Editor | Fiction
There is a city on the western shores of India where it no longer rains . . .
The sea has invaded its boundaries and its inhabitants reside in a towering structure called the Bombadrome, which hovers above the barren land. Theirs is an artificially equated society; they lead technologically directed lives; they have no memory of the past. They don’t remember that this place was once called Bom Bahia, or Bombay, or Mumbai.
Except for one man, the last civil servant of the India of old, a witness to the time when it all fell apart, now bitter, filled with regret and thought to be mad. For decades he has remained silent, but now a moment has come – which comes but rarely in history – that prompts him into a final act of service: To remind people of what happened all those years ago, of the events that unmade the city, then the nation, and finally their lives . . .
Sharp, layered and scathing, The Black Dwarves of the Good Little Bay will grab you by the scruff of your neck and force you to listen. Because the sins of the past can never be fully hidden. Because the end can never justify the means.
About the author
Varun Thomas Mathew was born just before India began to liberalize her economy, in the Bangalore of yesterday, before all the traffic and concrete had choked the city, when gardens and rainbow bars existed side by side in a climate undisturbed by hate and air-conditioning.

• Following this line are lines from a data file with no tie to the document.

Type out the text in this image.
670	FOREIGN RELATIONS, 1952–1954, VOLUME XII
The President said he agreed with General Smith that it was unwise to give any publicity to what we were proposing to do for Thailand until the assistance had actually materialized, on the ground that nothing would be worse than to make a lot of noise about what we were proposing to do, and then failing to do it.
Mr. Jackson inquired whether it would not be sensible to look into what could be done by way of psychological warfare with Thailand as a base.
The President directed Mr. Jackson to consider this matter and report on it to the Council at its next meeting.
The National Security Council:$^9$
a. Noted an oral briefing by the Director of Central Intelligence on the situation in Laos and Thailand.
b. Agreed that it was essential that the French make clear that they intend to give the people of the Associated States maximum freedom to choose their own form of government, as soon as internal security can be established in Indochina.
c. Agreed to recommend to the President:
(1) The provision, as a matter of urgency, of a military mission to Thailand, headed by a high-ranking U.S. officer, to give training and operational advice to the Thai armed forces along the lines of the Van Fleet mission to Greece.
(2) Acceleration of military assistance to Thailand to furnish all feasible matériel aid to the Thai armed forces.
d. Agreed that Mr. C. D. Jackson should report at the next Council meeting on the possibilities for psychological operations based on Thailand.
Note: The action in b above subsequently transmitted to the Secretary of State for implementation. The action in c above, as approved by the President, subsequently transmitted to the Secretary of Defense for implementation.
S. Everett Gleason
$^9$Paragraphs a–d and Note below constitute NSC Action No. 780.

He studied in several convent and boarding schools, and later at the National Law School of India University. He is a lawyer by profession, a calling he found after having started and sold an e-commerce company, studied the euro crisis on a grant from the German government, and been the election agent and campaign manager for a very unique politician.
Varun now lives in New Delhi, where he runs a technology law, public policy and human rights practice. This is his first book.